Correct the list? Remove those "not a felon"? The state, says DBT, told the company, Forget about it.

Hunting the Black Voter -- the June 9 Letter

Florida was hunting for innocents and, it seems, the Blacker the better. To swing an election, there would be no point in knocking off thousands of legitimate voters if they were caught randomly -- that would not affect the election's outcome. The key was color. And here's where the computer game got intensely sophisticated. How could it be that some 54 percent of the list were Black? There is no denying that half of America's felons are African Americans, but how could it be that the innocent people on the list were mostly Blacks as well?

In November, ChoicePoint's PR men jumped up and down insisting in calls to me that "race was not part of the search criteria." The company repeated this denial in press releases after they were sued by the NAACP for participating in a racist conspiracy against citizens' civil rights. DBT complained to my producers and to federal investigators: Race was not a search criterion, period!

Then, I obtained a letter dated June 9, 2000, signed by Choice-Point DBT's Vice President Bruder written to all county elections supervisors explaining their method: "The information used for the matching process included first, middle, and last name; date of birth; race; and gender; but not Social Security Number."

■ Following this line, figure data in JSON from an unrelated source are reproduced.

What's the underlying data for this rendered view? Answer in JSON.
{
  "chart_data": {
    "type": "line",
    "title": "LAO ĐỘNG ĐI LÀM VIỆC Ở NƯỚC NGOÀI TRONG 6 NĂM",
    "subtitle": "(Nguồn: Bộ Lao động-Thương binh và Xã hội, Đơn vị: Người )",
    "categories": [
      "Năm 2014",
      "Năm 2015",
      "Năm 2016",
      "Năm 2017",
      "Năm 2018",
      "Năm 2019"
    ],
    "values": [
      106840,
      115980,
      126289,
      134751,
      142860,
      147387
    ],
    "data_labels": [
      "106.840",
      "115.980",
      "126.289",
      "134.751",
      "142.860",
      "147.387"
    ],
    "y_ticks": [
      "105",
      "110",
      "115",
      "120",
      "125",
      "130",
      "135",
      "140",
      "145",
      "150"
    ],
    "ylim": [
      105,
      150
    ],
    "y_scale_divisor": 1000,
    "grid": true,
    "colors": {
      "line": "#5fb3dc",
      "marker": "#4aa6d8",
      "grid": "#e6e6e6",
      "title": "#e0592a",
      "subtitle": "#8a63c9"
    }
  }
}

They had not lied to me. Read closely. They used race as a match criterion, not a search criterion. The company used this confusion between "match" and "search" criteria to try to pull the BBC off the track. They tried to slide the race question by the U.S. Civil Rights Commission. However, on the morning of February 16, the day after our broadcast, I faxed to the commission the June 9 letter. Later that day, the commission questioned Bruder.

COMMISSION: Was race or party affiliation matching criterion in compiling that list?
BRUDER: [under oath] No. . . .
COMMISSION: [June 9 letter read into record.] Did you write this letter? It has your signature on it.
BRUDER: Can I see it, please?
COMMISSION: So, you misinformed the Florida supervisors of elections that race would be used as a matching criterion?

Wise answer, Mr. Bruder. Misleading elections officials is not a crime; perjury would be. He pleaded confusion. So if race was not a match criterion, how did Black people get matched to felons? I was perplexed by this until I looked again at the decoded scrub sheets: There were columns for felon race and voter race. How could DBT deny that? [Click here to see the scrub list.] However, DBT had simply identified race for every real felon, and the secretary of state provided the race of the voters. It was left to the county supervisors to finish the Jim Crow operation: They would accept racial matches as "proof" that the right person was named. Therefore, a Black felon named Willie Whiting wiped out the registration of an innocent Willie Whiting (Black) but not the rights of an innocent Will Whiting (white).